Microsoft has warned Google to steer clear of corporate search, declaring that the market is "our house".
"Enterprise search is our business, it's our house and Google is not going to take that business," said Kevin Turner, chief operating officer at Microsoft, addressing 7,000 delegates at the company's Worldwide Partner Conference in Boston.
"Those people are not going to be allowed to take food off our plate, because that is what they are intending to do."
The occasion was Turner's second appearance at a Microsoft conference since he joined the company from Wal-Mart 11 months ago.
Turner's tough talk followed Microsoft chief executive Steve Ballmer's declarations about the importance of search.
"Search from the desktop to the enterprise to the internet is a business of great importance and a market of great importance to us," he said.
Ballmer added that the enterprise search market represents more than $13bn (£7.1bn), and that Microsoft has signed up 35 partners to focus on this area.

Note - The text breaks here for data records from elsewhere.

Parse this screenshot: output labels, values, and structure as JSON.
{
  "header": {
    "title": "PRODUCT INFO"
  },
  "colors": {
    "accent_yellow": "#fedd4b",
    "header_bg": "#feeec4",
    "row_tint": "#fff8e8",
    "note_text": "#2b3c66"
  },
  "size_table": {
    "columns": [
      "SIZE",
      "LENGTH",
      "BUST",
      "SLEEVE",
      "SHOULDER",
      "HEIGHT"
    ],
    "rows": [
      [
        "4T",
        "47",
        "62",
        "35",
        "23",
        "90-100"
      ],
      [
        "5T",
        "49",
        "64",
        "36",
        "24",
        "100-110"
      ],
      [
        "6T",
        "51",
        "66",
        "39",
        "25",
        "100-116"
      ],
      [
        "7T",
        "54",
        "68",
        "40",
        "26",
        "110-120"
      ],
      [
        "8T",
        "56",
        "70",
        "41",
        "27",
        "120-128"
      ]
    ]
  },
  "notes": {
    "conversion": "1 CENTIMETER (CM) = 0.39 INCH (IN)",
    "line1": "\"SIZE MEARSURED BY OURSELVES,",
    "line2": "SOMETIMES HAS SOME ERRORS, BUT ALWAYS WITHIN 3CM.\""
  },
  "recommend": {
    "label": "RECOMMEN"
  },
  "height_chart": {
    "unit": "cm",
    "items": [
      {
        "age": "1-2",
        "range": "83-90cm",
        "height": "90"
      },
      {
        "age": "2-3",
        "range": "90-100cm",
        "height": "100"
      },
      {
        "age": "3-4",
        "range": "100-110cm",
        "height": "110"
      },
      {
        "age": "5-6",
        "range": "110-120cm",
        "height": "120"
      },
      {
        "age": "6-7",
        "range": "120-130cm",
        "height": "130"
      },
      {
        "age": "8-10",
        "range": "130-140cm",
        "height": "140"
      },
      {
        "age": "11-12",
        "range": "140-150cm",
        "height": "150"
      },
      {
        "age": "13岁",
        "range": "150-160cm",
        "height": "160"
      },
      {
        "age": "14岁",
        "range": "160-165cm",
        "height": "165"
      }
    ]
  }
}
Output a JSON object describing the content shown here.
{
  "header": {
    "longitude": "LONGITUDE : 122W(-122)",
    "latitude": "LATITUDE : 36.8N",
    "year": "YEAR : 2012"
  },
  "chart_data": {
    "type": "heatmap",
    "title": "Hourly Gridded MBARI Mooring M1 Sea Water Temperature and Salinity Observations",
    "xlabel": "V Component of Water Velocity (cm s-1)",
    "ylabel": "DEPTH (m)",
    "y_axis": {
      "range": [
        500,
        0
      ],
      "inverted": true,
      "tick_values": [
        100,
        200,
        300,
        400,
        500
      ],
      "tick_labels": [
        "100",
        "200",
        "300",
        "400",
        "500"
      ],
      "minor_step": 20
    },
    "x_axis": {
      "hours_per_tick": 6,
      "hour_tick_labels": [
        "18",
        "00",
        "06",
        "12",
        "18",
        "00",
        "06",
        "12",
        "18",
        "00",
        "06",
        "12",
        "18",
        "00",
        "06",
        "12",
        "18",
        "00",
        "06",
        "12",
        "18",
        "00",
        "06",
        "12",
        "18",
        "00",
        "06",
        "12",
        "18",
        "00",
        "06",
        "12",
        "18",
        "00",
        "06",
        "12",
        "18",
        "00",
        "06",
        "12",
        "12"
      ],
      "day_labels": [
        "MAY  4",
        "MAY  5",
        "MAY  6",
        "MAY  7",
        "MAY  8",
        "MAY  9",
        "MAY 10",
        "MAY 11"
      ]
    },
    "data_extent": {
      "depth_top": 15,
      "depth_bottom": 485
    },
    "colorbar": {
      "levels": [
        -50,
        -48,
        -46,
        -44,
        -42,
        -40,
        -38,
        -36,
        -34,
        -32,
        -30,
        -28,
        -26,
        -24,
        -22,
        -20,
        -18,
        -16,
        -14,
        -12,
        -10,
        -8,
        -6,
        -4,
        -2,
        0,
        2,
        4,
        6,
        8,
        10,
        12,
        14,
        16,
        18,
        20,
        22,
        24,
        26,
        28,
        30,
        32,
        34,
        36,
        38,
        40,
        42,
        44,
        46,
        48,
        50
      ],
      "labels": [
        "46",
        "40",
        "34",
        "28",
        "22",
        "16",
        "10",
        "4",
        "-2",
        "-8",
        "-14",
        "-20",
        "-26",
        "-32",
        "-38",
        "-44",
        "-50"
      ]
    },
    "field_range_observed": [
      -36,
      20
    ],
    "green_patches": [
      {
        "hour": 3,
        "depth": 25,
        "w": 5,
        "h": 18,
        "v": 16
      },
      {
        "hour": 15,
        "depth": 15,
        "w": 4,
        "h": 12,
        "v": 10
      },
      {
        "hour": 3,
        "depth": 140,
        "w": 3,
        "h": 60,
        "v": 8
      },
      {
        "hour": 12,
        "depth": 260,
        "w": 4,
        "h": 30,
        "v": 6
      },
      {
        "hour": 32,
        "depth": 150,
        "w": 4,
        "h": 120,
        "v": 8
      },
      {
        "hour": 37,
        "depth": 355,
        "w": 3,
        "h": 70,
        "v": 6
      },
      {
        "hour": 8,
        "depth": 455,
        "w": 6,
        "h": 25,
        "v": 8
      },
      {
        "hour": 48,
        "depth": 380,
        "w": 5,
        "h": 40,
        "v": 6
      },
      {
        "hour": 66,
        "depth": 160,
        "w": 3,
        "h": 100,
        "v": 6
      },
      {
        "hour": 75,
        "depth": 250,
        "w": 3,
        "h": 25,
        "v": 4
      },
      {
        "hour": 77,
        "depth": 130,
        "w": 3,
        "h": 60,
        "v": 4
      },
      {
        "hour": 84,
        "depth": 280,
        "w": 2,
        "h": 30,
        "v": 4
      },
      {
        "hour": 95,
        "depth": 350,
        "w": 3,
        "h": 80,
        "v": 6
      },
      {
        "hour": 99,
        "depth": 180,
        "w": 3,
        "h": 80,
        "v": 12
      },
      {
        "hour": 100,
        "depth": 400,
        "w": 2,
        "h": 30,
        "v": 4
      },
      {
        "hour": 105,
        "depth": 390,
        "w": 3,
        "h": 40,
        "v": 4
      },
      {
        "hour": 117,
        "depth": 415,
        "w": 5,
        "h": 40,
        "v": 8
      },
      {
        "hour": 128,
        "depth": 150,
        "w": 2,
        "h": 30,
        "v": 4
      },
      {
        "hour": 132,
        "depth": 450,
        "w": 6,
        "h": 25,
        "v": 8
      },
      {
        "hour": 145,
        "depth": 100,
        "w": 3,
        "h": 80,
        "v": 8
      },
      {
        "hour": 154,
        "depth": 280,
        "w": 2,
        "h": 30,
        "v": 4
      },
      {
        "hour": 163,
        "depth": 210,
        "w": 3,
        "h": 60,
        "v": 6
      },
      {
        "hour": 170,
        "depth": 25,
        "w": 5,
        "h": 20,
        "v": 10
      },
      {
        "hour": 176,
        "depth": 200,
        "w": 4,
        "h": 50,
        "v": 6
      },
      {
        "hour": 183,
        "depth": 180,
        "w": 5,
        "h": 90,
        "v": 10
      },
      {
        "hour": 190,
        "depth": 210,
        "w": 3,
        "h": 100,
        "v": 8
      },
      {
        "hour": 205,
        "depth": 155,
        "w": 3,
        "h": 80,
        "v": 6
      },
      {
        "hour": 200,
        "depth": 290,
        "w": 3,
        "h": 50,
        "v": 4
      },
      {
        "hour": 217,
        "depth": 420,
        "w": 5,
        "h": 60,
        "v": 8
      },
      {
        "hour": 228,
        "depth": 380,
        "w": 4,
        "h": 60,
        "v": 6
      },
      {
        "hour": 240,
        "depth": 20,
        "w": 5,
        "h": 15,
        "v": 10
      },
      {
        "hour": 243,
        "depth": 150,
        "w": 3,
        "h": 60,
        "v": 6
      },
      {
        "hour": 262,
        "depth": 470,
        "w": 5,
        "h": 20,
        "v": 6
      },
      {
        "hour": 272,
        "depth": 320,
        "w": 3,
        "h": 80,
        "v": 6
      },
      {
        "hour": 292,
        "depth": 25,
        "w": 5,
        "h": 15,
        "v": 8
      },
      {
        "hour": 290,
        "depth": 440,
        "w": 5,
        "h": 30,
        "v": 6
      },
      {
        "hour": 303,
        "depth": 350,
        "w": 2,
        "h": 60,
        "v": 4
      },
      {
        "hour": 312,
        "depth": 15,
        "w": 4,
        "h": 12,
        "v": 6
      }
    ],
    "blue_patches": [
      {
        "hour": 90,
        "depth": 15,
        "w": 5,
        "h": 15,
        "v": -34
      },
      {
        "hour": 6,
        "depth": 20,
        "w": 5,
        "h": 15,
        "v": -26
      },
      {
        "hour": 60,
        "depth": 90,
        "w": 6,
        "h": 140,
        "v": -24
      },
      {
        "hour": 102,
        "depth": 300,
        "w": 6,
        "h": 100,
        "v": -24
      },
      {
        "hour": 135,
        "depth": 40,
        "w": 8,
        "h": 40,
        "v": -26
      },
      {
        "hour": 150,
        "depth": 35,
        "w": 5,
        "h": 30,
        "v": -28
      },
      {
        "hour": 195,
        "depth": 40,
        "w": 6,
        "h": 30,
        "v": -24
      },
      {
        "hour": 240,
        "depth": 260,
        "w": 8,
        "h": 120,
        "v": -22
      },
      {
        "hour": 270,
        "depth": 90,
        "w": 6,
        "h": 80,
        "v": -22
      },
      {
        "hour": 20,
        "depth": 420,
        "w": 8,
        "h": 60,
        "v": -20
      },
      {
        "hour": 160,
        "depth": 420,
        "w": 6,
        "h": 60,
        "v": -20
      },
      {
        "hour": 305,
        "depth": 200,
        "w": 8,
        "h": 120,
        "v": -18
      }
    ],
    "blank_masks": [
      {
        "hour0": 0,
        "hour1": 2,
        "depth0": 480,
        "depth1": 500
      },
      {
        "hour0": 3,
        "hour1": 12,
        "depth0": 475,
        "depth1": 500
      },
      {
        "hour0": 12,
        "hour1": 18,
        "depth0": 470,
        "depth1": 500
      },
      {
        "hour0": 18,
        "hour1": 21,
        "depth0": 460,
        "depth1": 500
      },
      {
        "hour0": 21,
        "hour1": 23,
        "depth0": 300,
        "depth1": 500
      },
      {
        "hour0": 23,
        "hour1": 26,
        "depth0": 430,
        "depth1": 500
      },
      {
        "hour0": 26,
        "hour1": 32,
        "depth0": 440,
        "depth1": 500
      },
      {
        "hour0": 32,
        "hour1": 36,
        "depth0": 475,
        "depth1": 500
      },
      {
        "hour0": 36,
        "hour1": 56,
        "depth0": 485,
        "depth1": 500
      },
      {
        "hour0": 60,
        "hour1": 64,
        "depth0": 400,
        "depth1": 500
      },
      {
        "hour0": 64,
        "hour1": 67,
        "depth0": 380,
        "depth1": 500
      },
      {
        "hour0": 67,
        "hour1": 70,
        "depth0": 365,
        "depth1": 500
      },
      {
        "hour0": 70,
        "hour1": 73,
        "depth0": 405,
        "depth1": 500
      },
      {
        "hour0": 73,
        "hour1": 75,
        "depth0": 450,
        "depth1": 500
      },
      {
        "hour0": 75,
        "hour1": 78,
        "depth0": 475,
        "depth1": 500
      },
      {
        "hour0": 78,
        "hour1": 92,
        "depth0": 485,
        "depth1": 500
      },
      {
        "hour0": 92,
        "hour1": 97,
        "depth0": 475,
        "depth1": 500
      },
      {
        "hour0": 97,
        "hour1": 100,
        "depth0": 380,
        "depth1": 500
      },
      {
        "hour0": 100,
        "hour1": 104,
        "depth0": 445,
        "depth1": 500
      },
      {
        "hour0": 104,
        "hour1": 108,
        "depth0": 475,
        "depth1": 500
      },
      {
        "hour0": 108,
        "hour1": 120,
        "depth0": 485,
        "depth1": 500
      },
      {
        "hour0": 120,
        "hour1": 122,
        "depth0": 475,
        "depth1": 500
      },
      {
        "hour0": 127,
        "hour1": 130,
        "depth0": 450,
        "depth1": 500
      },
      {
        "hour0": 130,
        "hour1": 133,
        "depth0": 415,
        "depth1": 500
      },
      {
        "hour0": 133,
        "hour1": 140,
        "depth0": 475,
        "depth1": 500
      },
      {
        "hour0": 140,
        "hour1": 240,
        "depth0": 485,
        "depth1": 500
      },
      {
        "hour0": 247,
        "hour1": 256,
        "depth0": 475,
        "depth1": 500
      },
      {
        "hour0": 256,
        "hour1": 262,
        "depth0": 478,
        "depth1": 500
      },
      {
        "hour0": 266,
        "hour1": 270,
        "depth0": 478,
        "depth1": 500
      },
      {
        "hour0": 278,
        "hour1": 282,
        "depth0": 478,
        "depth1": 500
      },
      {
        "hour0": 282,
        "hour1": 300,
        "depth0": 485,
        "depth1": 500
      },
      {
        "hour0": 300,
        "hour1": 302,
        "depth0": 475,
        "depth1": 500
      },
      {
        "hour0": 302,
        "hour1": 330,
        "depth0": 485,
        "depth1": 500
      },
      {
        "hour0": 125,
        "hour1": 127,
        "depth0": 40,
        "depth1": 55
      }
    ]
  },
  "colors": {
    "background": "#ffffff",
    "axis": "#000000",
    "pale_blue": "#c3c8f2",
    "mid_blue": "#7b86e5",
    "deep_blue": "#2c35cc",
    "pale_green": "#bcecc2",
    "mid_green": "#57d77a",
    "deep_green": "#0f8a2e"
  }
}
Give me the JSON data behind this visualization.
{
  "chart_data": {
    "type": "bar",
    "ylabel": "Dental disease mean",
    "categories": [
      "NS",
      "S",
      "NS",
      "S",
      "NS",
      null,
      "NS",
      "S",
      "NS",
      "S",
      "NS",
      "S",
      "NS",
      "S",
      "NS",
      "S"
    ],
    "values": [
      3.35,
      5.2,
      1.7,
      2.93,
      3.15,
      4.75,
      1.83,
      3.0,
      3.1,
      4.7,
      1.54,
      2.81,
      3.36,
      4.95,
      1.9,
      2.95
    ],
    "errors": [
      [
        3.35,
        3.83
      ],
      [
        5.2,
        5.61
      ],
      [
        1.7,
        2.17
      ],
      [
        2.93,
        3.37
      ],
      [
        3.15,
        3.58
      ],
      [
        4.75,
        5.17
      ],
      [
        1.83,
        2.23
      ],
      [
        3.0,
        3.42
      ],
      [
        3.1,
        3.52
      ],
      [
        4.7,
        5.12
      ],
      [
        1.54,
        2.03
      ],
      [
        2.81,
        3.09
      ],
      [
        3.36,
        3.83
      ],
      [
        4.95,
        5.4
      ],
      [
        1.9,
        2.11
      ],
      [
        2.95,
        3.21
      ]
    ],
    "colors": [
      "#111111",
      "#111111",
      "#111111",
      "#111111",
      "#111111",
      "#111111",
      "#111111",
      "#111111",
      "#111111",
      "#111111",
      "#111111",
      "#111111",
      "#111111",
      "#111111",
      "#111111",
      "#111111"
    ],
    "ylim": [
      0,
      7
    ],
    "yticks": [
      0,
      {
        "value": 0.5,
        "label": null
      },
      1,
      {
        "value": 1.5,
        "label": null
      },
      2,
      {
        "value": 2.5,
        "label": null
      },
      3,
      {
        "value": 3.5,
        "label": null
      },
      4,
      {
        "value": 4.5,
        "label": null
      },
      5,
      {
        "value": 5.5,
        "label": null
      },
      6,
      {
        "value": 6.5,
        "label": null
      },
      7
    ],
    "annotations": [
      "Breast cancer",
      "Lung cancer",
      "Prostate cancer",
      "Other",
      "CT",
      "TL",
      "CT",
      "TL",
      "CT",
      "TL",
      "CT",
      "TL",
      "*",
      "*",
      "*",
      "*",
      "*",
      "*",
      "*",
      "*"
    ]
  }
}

Microsoft and Google are following increasingly similar paths in the business software market.
New business tools such as Google Spreadsheets and Google Calendar are seen by some as a threat to Microsoft's desktop application business, and it seems that Redmond is losing patience.
In what some see as a response, Microsoft is channelling its energy and investment into developing corporate search tools.
For example, Windows Live Search Center, part of the upcoming Windows Vista operating system, will allow users to search data in Office and desktop system files.
As well as firing a warning shot at Google, Turner said that Microsoft is also gearing up to take on IBM and Oracle, among other competitors, with new products slated for launch in the next few months.